When EarthBound arrived on Wii U in 2013, my oldest friend and I made a day of it. I mean we took the time to walk over to the local GameStop down by the bagel shop and pick up a physical download code. We'd both seen and heard references to EarthBound from time to time alluding to its weirdness, its hidden layers, and its mythical status, but redeeming the purchase revealed something else. We settled on the default names (though I can't say I recommend it), sat on the carpet in front of the TV, and spent all afternoon strolling through Onett and hanging out with its characters. There was something eerily comfortable about this little cartoon suburb, with its restaurants, hotels, and nonsense-spewing adults. What I now realize is that, despite there being psychic powers and talking alien bees, I'd never experienced a setting in a videogame, or possibly anywhere, with an atmosphere as earnest or authentic. We didn't so much as reach the Titanic Ant before my friend had to go home, resolving then to download the game for himself, but that first afternoon with the game had already burrowed deep inside my memory.

EarthBound's mundanity is as core to its identity as any of the wild idiosyncrasies it's known for.
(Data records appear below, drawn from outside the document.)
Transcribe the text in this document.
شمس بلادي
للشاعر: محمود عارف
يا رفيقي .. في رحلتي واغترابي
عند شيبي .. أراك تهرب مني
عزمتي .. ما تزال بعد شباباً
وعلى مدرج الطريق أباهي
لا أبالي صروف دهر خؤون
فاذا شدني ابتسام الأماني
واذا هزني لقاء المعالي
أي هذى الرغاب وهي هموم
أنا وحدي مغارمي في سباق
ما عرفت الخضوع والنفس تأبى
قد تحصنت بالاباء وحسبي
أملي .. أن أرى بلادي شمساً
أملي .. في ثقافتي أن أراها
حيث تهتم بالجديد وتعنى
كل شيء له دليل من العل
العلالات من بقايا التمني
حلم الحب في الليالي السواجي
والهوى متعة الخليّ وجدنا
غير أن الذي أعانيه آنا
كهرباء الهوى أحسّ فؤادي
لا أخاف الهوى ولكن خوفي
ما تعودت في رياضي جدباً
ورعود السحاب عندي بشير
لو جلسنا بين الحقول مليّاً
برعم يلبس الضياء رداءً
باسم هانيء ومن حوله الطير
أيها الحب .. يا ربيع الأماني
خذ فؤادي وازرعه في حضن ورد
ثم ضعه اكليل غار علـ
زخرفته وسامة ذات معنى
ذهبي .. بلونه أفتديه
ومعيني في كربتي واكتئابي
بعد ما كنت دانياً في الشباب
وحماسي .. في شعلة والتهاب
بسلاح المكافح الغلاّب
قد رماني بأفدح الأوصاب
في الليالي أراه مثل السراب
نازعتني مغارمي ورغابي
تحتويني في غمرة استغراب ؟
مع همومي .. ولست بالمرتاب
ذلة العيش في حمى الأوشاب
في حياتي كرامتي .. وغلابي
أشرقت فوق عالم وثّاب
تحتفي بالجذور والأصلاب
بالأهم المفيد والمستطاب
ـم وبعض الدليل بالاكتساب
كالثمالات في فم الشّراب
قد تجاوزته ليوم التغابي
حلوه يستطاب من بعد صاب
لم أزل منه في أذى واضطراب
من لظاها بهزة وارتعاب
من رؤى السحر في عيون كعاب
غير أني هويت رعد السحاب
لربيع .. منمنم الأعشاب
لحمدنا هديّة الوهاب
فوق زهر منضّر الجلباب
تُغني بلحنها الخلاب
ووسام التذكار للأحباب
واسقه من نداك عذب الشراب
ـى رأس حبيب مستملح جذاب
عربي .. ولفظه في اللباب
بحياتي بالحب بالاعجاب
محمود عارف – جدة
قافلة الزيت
To wander its familiar towns, talk with weirdos and pick up friends and souvenirs and memories is to gaze into a heightened mirror of reality, exaggerated in its warmth and darkness. It somehow manages to achieve this while also being as playful and thorough an RPG adventure as any, packed with color and variety and laugh-out-loud surprises and genuine scares. With a hilarious sense of humor that manifests in quirky, sometimes endearingly inconvenient game mechanics, excellent taste in music, and an equal degree of world-wisdom, playing EarthBound always feels like hanging out with another person who's been places and seen things that you or I might only imagine. It's the only game I could believe might actually possess a living soul.

I was in middle school when I started EarthBound, and I wouldn't finish it until the summer before college (what can I say, time flies). I'd moved away from our neighborhood by the time I reached the endgame, and invited my oldest friend to join me. Sure enough, he did. We sat down on the couch in front of the TV. I don't remember if I exactly cried during the finale, but even now, after more replays than I care to admit, it resonates. I felt back then this burning realization that, in some cosmic way, EarthBound had probably understood me more than I did, all along. Maybe it still does.

Reviewed on Oct 20, 2021


1 Comment


2 years ago

the first time I tried to play through Earthbound on Wii U, I decided for some adolescent reason or another that it was time to multitask; I listened to Kendrick Lamar's "good kidd, m.A.A.d city" through for the first time while first exploring Onett. these two great things are linked forever in my brain but they don't exactly harmonize nicely with each other, lol... wonderful review!